The battle leaves me tired and I have to find a drink. I roll up to the local watering hole and have a wonderful conversation with a Giraffe named Melba. After getting through all the standard small talk I find that she had a child not long ago who was an unfortunate victim of a lion attack. She describes the attacker to me and as it turns out it was the very same lion I'd just seriously wounded. I agree to show her where I left him.

When we arrive Melba immediately agrees that this is the same lion who took her young. She becomes overwhelmed with emotion. I do my best to calm her but in the end I can't hold her back. She begins to kick the lion repeatedly, screaming and crying all the while. Every animals within a mile came running to see the spectacle, lucky for us this was a lone hunter and no other predators came to witness the beating. A family of elephants arrive and are horrified by what they see. Just as they move in to break it up Melba raises a hoof high in the air and crushes the lion's skull with ease. A small bit of brain lands in front of me. I smell it before walking away.

It's all just another day as a warthog...

Monday, February 1, 2010

Tusk Talk: The Unicorn of the Sea


I was boning up on my tusk knowledge and ran across a rather prime piece of ivory. Turns out that Poland's Prime Minister answers to the name Tusk. A fine name for a fine fellow. I was going to make this whole post about him, but than I remembered the marvelous tusked creature, the narwhal.

If I'm ever mutated into some sort of whale I would most definitely choose the Narwhal. How majestic they are! They swim about the arctic seas in search of food without a care in the world, slicing through the water with their magnificent tusk. The tusk, which is actually an elongated tooth that grows through the lip, is most commonly found on males, however females have been known to sport the ivory as well. In some very rare cases they've also been known to grow double tusks! I'd spend all my days searching the seas for a double tusked beauty to bear my children in hopes that they too would be blessed.

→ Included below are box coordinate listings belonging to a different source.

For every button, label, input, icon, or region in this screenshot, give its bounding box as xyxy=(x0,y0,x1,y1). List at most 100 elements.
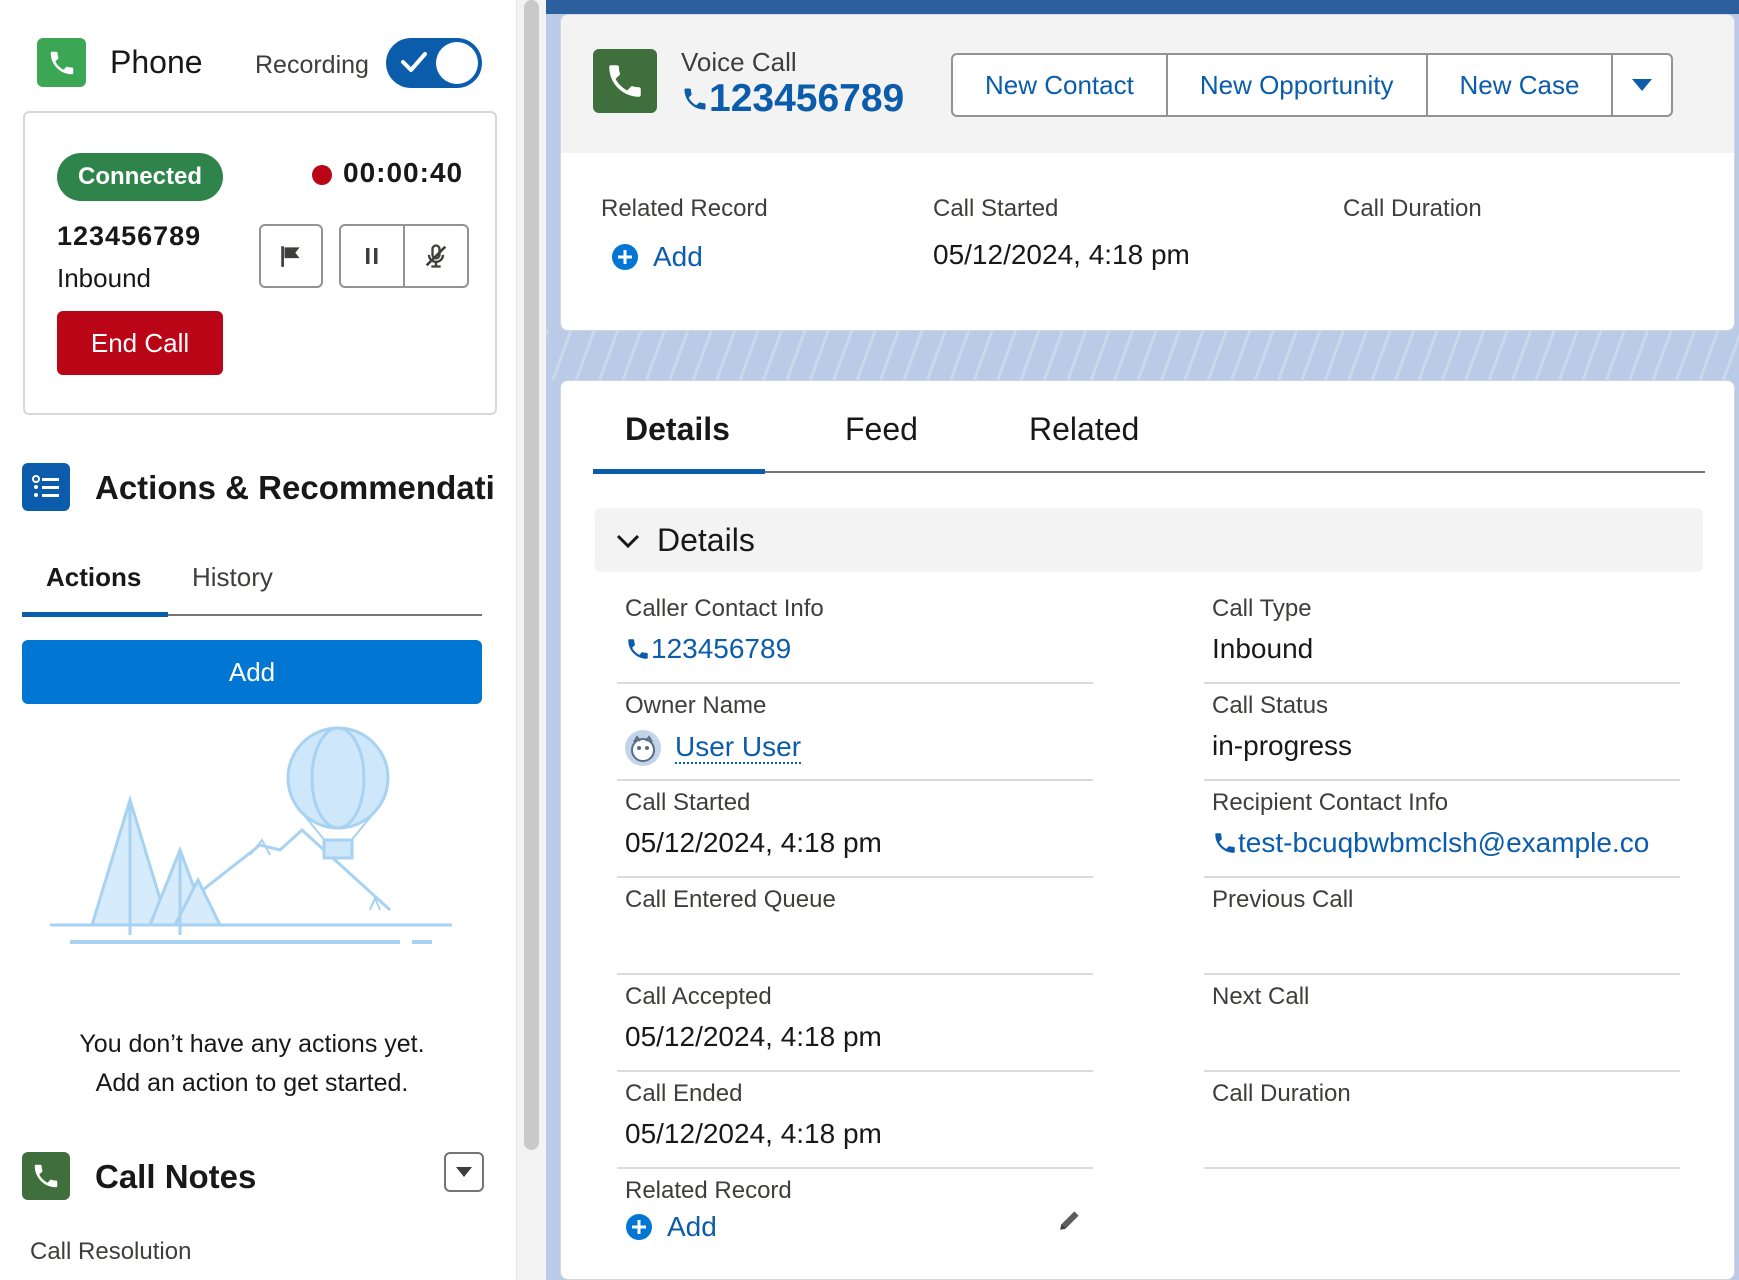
check-icon xyxy=(401,52,427,72)
field-next-call: Next Call xyxy=(1204,975,1680,1072)
field-label: Related Record xyxy=(625,1177,792,1204)
recording-dot xyxy=(312,165,332,185)
empty-line-2: Add an action to get started. xyxy=(95,1069,409,1097)
caller-contact-link[interactable]: 123456789 xyxy=(625,633,791,665)
flag-button[interactable] xyxy=(259,224,323,288)
record-actions: New Contact New Opportunity New Case xyxy=(951,53,1674,117)
tab-related[interactable]: Related xyxy=(1029,411,1139,448)
field-call-status: Call Status in-progress xyxy=(1204,684,1680,781)
call-card: Connected 00:00:40 123456789 Inbound End… xyxy=(23,111,497,415)
call-notes-menu-button[interactable] xyxy=(444,1152,484,1192)
record-number-text: 123456789 xyxy=(709,77,905,120)
new-case-button[interactable]: New Case xyxy=(1425,55,1612,115)
field-owner-name: Owner Name User User xyxy=(617,684,1093,781)
details-section-header[interactable]: Details xyxy=(595,508,1703,572)
field-label: Call Status xyxy=(1212,692,1329,719)
phone-title: Phone xyxy=(110,44,203,80)
field-value: 05/12/2024, 4:18 pm xyxy=(625,827,882,858)
scrollbar-thumb[interactable] xyxy=(524,0,539,1150)
related-record-add[interactable]: Add xyxy=(625,1211,717,1243)
end-call-button[interactable]: End Call xyxy=(57,311,223,375)
empty-actions-message: You don’t have any actions yet. Add an a… xyxy=(22,1025,482,1103)
field-label: Call Entered Queue xyxy=(625,886,836,913)
field-value: Inbound xyxy=(1212,633,1314,664)
owner-link[interactable]: User User xyxy=(675,732,802,764)
field-label: Next Call xyxy=(1212,983,1310,1010)
field-value: 05/12/2024, 4:18 pm xyxy=(625,1021,882,1052)
mute-button[interactable] xyxy=(403,226,467,286)
add-link: Add xyxy=(625,1211,717,1243)
field-call-type: Call Type Inbound xyxy=(1204,587,1680,684)
tab-feed[interactable]: Feed xyxy=(845,411,918,448)
field-label: Call Accepted xyxy=(625,983,772,1010)
background-pattern xyxy=(546,330,1739,380)
phone-icon xyxy=(22,1152,70,1200)
pause-icon xyxy=(366,248,378,264)
phone-icon xyxy=(37,38,86,87)
record-tabbar: Details Feed Related xyxy=(593,381,1705,474)
left-panel-scrollbar[interactable] xyxy=(516,0,546,1280)
field-label: Recipient Contact Info xyxy=(1212,789,1449,816)
new-opportunity-button[interactable]: New Opportunity xyxy=(1165,55,1426,115)
detail-panel: Details Feed Related Details Caller Cont… xyxy=(560,380,1735,1280)
phone-icon xyxy=(1215,833,1235,853)
plus-circle-icon xyxy=(612,244,638,270)
tab-actions[interactable]: Actions xyxy=(46,562,141,593)
flag-icon xyxy=(281,246,300,267)
recipient-contact-link[interactable]: test-bcuqbwbmclsh@example.co xyxy=(1212,827,1649,859)
active-tab-indicator xyxy=(22,612,168,617)
hl-add-label: Add xyxy=(653,241,703,272)
field-value: in-progress xyxy=(1212,730,1353,761)
field-call-entered-queue: Call Entered Queue xyxy=(617,878,1093,975)
tab-details[interactable]: Details xyxy=(625,411,730,448)
new-contact-button[interactable]: New Contact xyxy=(953,55,1166,115)
page-top-band xyxy=(546,0,1739,14)
hl-related-record: Related Record Add xyxy=(601,195,768,273)
status-badge: Connected xyxy=(57,153,223,201)
empty-line-1: You don’t have any actions yet. xyxy=(79,1030,425,1058)
recording-toggle[interactable] xyxy=(386,38,482,88)
caller-number: 123456789 xyxy=(57,221,202,251)
hl-call-duration-label: Call Duration xyxy=(1343,195,1482,222)
pencil-icon[interactable] xyxy=(1057,1207,1083,1233)
call-notes-header: Call Notes xyxy=(22,1152,484,1202)
call-direction: Inbound xyxy=(57,263,151,293)
record-type-label: Voice Call xyxy=(681,47,797,77)
field-call-started: Call Started 05/12/2024, 4:18 pm xyxy=(617,781,1093,878)
chevron-down-icon xyxy=(456,1167,472,1177)
section-title: Details xyxy=(657,522,755,558)
field-recipient-contact-info: Recipient Contact Info test-bcuqbwbmclsh… xyxy=(1204,781,1680,878)
highlights-panel: Voice Call 123456789 New Contact New Opp… xyxy=(560,14,1735,331)
call-control-group xyxy=(339,224,469,288)
actions-tabbar: Actions History xyxy=(22,556,482,617)
record-page: Voice Call 123456789 New Contact New Opp… xyxy=(546,0,1739,1280)
call-resolution-label: Call Resolution xyxy=(30,1238,192,1265)
record-number[interactable]: 123456789 xyxy=(681,77,904,121)
field-caller-contact-info: Caller Contact Info 123456789 xyxy=(617,587,1093,684)
field-previous-call: Previous Call xyxy=(1204,878,1680,975)
actions-header: Actions & Recommendati xyxy=(22,463,495,513)
add-action-button[interactable]: Add xyxy=(22,640,482,704)
list-icon xyxy=(22,463,70,511)
hold-button[interactable] xyxy=(341,226,403,286)
utility-panel: Phone Recording Connected 00:00:40 12345… xyxy=(0,0,516,1280)
actions-title: Actions & Recommendati xyxy=(95,469,495,506)
hl-related-record-add[interactable]: Add xyxy=(611,241,768,273)
recording-label: Recording xyxy=(255,51,369,79)
owner-value: User User xyxy=(625,730,802,766)
hl-call-started: Call Started 05/12/2024, 4:18 pm xyxy=(933,195,1190,271)
plus-circle-icon xyxy=(626,1214,652,1240)
hl-related-record-label: Related Record xyxy=(601,195,768,222)
field-label: Previous Call xyxy=(1212,886,1354,913)
mute-icon xyxy=(425,244,447,268)
field-related-record: Related Record Add xyxy=(617,1169,1093,1266)
chevron-down-icon xyxy=(1632,79,1653,91)
recipient-contact-value: test-bcuqbwbmclsh@example.co xyxy=(1238,827,1650,858)
more-actions-button[interactable] xyxy=(1611,55,1671,115)
hl-call-started-value: 05/12/2024, 4:18 pm xyxy=(933,239,1190,270)
field-call-duration: Call Duration xyxy=(1204,1072,1680,1169)
field-call-ended: Call Ended 05/12/2024, 4:18 pm xyxy=(617,1072,1093,1169)
tab-history[interactable]: History xyxy=(192,562,273,593)
balloon-illustration xyxy=(50,726,452,944)
call-notes-title: Call Notes xyxy=(95,1158,257,1195)
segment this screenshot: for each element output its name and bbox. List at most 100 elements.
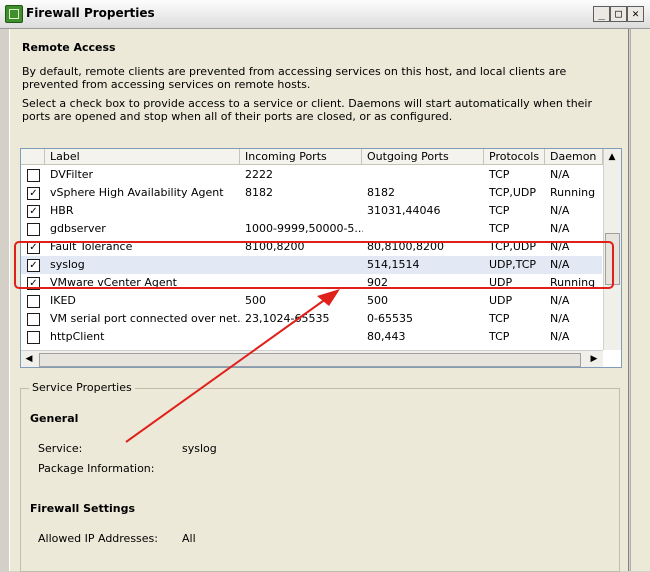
table-horizontal-scrollbar[interactable]: ◀ ▶ [21,350,603,367]
cell-protocols: TCP,UDP [489,186,537,199]
table-row[interactable]: httpClient 80,443 TCP N/A [21,328,602,346]
scroll-left-arrow-icon[interactable]: ◀ [21,351,37,367]
remote-access-description: By default, remote clients are prevented… [22,65,567,91]
close-button[interactable]: ✕ [627,6,644,22]
table-row[interactable]: VM serial port connected over net... 23,1… [21,310,602,328]
general-heading: General [30,412,79,425]
window-title: Firewall Properties [26,6,155,20]
scrollbar-thumb[interactable] [605,233,620,285]
service-checkbox[interactable] [27,313,40,326]
service-checkbox[interactable] [27,223,40,236]
cell-protocols: UDP [489,276,513,289]
column-header-incoming-ports[interactable]: Incoming Ports [240,149,362,165]
cell-outgoing: 8182 [367,186,395,199]
cell-daemon: N/A [550,204,570,217]
cell-daemon: N/A [550,168,570,181]
service-value: syslog [182,442,217,455]
cell-daemon: N/A [550,294,570,307]
cell-label: syslog [50,258,85,271]
cell-incoming: 500 [245,294,266,307]
checkbox-column-header[interactable] [21,149,45,165]
column-header-protocols[interactable]: Protocols [484,149,545,165]
service-checkbox[interactable] [27,169,40,182]
cell-label: httpClient [50,330,105,343]
firewall-settings-heading: Firewall Settings [30,502,136,515]
package-information-label: Package Information: [38,462,155,475]
cell-protocols: TCP [489,312,510,325]
cell-label: vSphere High Availability Agent [50,186,224,199]
cell-outgoing: 80,443 [367,330,406,343]
cell-outgoing: 500 [367,294,388,307]
cell-protocols: TCP [489,204,510,217]
column-header-daemon[interactable]: Daemon [545,149,603,165]
cell-incoming: 2222 [245,168,273,181]
cell-label: HBR [50,204,74,217]
remote-access-instructions: Select a check box to provide access to … [22,97,593,123]
table-row[interactable]: ✓ syslog 514,1514 UDP,TCP N/A [21,256,602,274]
allowed-ip-addresses-label: Allowed IP Addresses: [38,532,158,545]
cell-outgoing [367,166,485,184]
table-row[interactable]: IKED 500 500 UDP N/A [21,292,602,310]
table-row[interactable]: gdbserver 1000-9999,50000-5... TCP N/A [21,220,602,238]
cell-daemon: N/A [550,240,570,253]
cell-outgoing: 514,1514 [367,258,420,271]
table-vertical-scrollbar[interactable]: ▲ [603,149,621,350]
cell-protocols: UDP,TCP [489,258,537,271]
cell-daemon: Running [550,186,596,199]
service-properties-legend: Service Properties [29,381,135,394]
table-row[interactable]: ✓ VMware vCenter Agent 902 UDP Running [21,274,602,292]
cell-daemon: N/A [550,312,570,325]
service-checkbox[interactable] [27,295,40,308]
service-checkbox[interactable]: ✓ [27,259,40,272]
dialog-vertical-scrollbar[interactable] [630,29,650,571]
cell-daemon: Running [550,276,596,289]
cell-incoming: 1000-9999,50000-5... [245,222,363,235]
cell-protocols: TCP [489,168,510,181]
service-label: Service: [38,442,83,455]
firewall-app-icon [5,5,23,23]
cell-incoming [245,256,363,274]
scroll-right-arrow-icon[interactable]: ▶ [586,351,602,367]
service-checkbox[interactable]: ✓ [27,205,40,218]
minimize-button[interactable]: _ [593,6,610,22]
cell-label: Fault Tolerance [50,240,133,253]
table-row[interactable]: ✓ vSphere High Availability Agent 8182 8182… [21,184,602,202]
allowed-ip-addresses-value: All [182,532,196,545]
table-row[interactable]: ✓ Fault Tolerance 8100,8200 80,8100,8200 TCP… [21,238,602,256]
cell-outgoing [367,220,485,238]
cell-daemon: N/A [550,330,570,343]
cell-outgoing: 80,8100,8200 [367,240,444,253]
column-header-label[interactable]: Label [45,149,240,165]
cell-incoming [245,328,363,346]
cell-label: DVFilter [50,168,94,181]
cell-incoming: 8182 [245,186,273,199]
dialog-content: Remote Access By default, remote clients… [9,29,629,572]
table-row[interactable]: ✓ HBR 31031,44046 TCP N/A [21,202,602,220]
service-checkbox[interactable]: ✓ [27,241,40,254]
horizontal-scrollbar-thumb[interactable] [39,353,581,367]
service-checkbox[interactable] [27,331,40,344]
cell-protocols: TCP,UDP [489,240,537,253]
cell-incoming: 8100,8200 [245,240,305,253]
cell-protocols: TCP [489,330,510,343]
cell-outgoing: 0-65535 [367,312,413,325]
cell-label: VM serial port connected over net... [50,312,242,325]
cell-label: IKED [50,294,76,307]
cell-incoming: 23,1024-65535 [245,312,330,325]
column-header-outgoing-ports[interactable]: Outgoing Ports [362,149,484,165]
cell-incoming [245,274,363,292]
cell-outgoing: 31031,44046 [367,204,441,217]
cell-daemon: N/A [550,222,570,235]
table-row[interactable]: DVFilter 2222 TCP N/A [21,166,602,184]
service-checkbox[interactable]: ✓ [27,277,40,290]
remote-access-heading: Remote Access [22,41,116,54]
scroll-up-arrow-icon[interactable]: ▲ [604,149,620,165]
service-properties-group: Service Properties General Service: sysl… [20,381,620,572]
maximize-button[interactable]: □ [610,6,627,22]
title-bar: Firewall Properties _ □ ✕ [0,0,650,29]
cell-incoming [245,202,363,220]
cell-protocols: TCP [489,222,510,235]
cell-protocols: UDP [489,294,513,307]
services-table: Label Incoming Ports Outgoing Ports Prot… [20,148,622,368]
service-checkbox[interactable]: ✓ [27,187,40,200]
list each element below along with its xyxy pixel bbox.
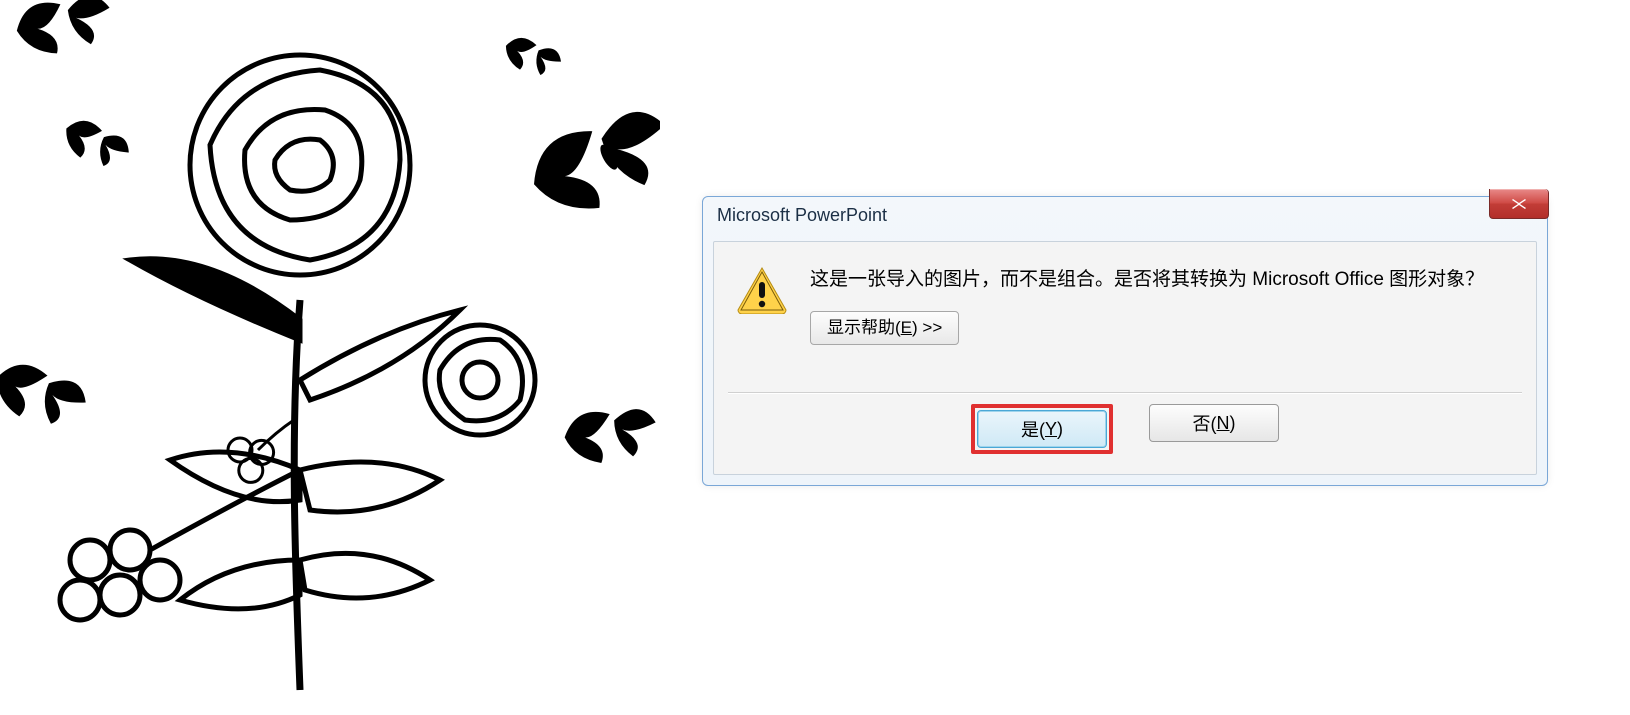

At times they are known to engage in an act known as "tusking" where the males gather together and rub their tusks against each other. At first this may seem slightly homo-erotic but in truth its far from it. They do this in order to establish dominance over each other in order to ensure they are rewarded with the best female mate. Now if I were a narwhal I wouldn't rub my tusk up on another dudes. I'd more likely just lunge at him and hope that my tusk pierces my opponent in the heart or lungs. Survival of the fittest.

Aren't Narwhals grand? If not for the reasons stated above, than because they make a brief, but very satisfying, cameo in the hit song "Rock Lobster" by the B-52s.

Tuesday, January 26, 2010

Tusk Talk

I wish that I had a pair of tusks. Huge ones. I'd make people bask in their majesty and power. I'd walk around town barking and threatening to crush people with them, deep down knowing I'd never follow through. I'd go to bars and show them off to all the ladies, have them polished and waxed so they always looked their best. It'd be amazing.

Only down side is that I'd probably have a problem with poachers. People would always be trying to kill me on the bus so that they could take my precious tusks. I wouldn't let em though. I'd gore them to death and I'd be right to do so.

I wonder if I can find a modern day Dr. Moreau to make this happen for me.